' ' Cinema Romantico: Friday's Old Fashioned: People, Hopes, Medals (1960)

Friday, February 18, 2022

Friday's Old Fashioned: People, Hopes, Medals (1960)

The 1960 Winter Olympics in California’s Squaw Valley, since renamed Palisades Tahoe due to the derogatory nature of the original name toward indigenous Americans, were put in place before the place in question existed. Instead, the bid was sold as an undeveloped site that could be built into a Winter Olympics site, one that would subsequently be transformed into a premier winter resort area near Lake Tahoe, frequented by celebrities. Indeed, “People, Hopes, Medals”, the official documentary of the 1960 Games, might have done better to add one word to that succinct title: Stars. I’m not just talking about Hollywood So & Sos like Jayne Mansfield, Tony Curtis, and Bing Crosby, all glimpsed on camera checking out the quadrennial sporting spectacle and foreshadowing Palisades Tahoe’s shimmering future, but the athletes themselves. Director Herbert Meisel likes images of the athletes not merely in competition but just before, looking right into the camera with big, beaming smiles, framing them like catalogue cover models. When we briefly end up behind the scenes as skiers wax their skis, the narrator notes that this waxing process is almost too mysterious to understand and then forgoes trying to understand it at all. Instead the camera finds a female skier applying lipstick while looking in a hand mirror and getting ready, I guess, for her close-up. 
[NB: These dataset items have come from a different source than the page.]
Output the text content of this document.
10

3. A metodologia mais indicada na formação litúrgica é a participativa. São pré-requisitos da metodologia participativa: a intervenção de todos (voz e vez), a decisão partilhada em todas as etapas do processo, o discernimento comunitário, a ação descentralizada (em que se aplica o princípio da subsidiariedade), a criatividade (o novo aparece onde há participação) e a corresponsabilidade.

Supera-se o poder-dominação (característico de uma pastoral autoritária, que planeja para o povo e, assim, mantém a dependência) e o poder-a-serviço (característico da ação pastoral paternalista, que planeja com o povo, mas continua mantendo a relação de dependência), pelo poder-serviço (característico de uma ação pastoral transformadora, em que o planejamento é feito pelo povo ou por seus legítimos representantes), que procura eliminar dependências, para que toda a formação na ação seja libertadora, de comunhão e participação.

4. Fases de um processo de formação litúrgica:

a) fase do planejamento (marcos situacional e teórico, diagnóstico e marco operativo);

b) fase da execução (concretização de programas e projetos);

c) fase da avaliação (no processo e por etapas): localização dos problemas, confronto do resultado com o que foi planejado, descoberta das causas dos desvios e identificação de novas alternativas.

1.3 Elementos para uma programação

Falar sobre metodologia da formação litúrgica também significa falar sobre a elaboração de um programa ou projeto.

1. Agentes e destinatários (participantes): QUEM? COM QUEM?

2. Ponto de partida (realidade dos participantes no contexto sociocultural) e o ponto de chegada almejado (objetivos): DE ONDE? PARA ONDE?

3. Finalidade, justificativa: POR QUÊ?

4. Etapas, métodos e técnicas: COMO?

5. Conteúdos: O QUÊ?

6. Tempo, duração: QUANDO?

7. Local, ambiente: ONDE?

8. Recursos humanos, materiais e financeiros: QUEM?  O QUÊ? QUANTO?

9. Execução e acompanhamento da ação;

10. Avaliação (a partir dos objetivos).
These Games were in America, but “People, Hopes, Medals” was a (West) German production. That might well be why the very first athlete we see compete is downhill skier from Deutschland and why we even briefly hop across the ocean to Munich where the German Nordic Combined winner Georg Thoma triumphantly returns home. Then again, he was the first non-Nordic to win the event and perhaps that was worth lingering over. Even so, the movie feels American in its presentation, the dueling German narrators – Heinz Fischer-Karwin and Heinz Maegerlein – frequently evoking “The stars are out!” narrators of the Oscar red carpet in their breezy tenor. They also crack jokes, wondering aloud at one point what event they should segue to next. (They even sometimes poke fun at spectators and competitors in a way that I wouldn’t hesitate to call mean-spirited.) There are other Olympic documentaries that have nonchalant passages, like 1956’s “Rendez-Vous a Melbourne”, but rarely one that is as thoroughly nonchalant as “People, Hopes, Medals”, sort of assuming the perspective of the spectator we see in the shadow of a ski jump platform smoking a cigarette, playing it cool.

That relaxed manner is mostly expressed through music. Here and there Meisel lets the soundtrack drop out to revel in the sounds of the game, like the less famous U.S. hockey upset of the U.S.S.R., where prominent boos can be heard from the crowd, though to what point and purpose is never exactly explained. But that’s an outlier, as if fearful such vérité will mellow the buzz, instead opting for a nigh omnipresent score of orchestral big band music that renders so much Olympian bravado, from the ski slopes to the skating rink, as carefree. When we see cross country skiers huffing and puffing, or windy conditions at the top of the downhill run, the dissonance between the image on screen and the jauntiness of the score is profound. Honestly, I kind of loved this jovial approach, especially in light of our recently (understandably) dour Olympics, to feel like I had just wandered into a full length 1960s newsreel recounting our Olympic athletes like so many radiant silver screen gladiators. In one avant-garde touch, Meisel will from time to time cut to a reoccurring image of fireworks. “Stars, all of them stars,” the narrator says each time, equating an athlete’s preceding feat of strength with a comet streaking across the sky.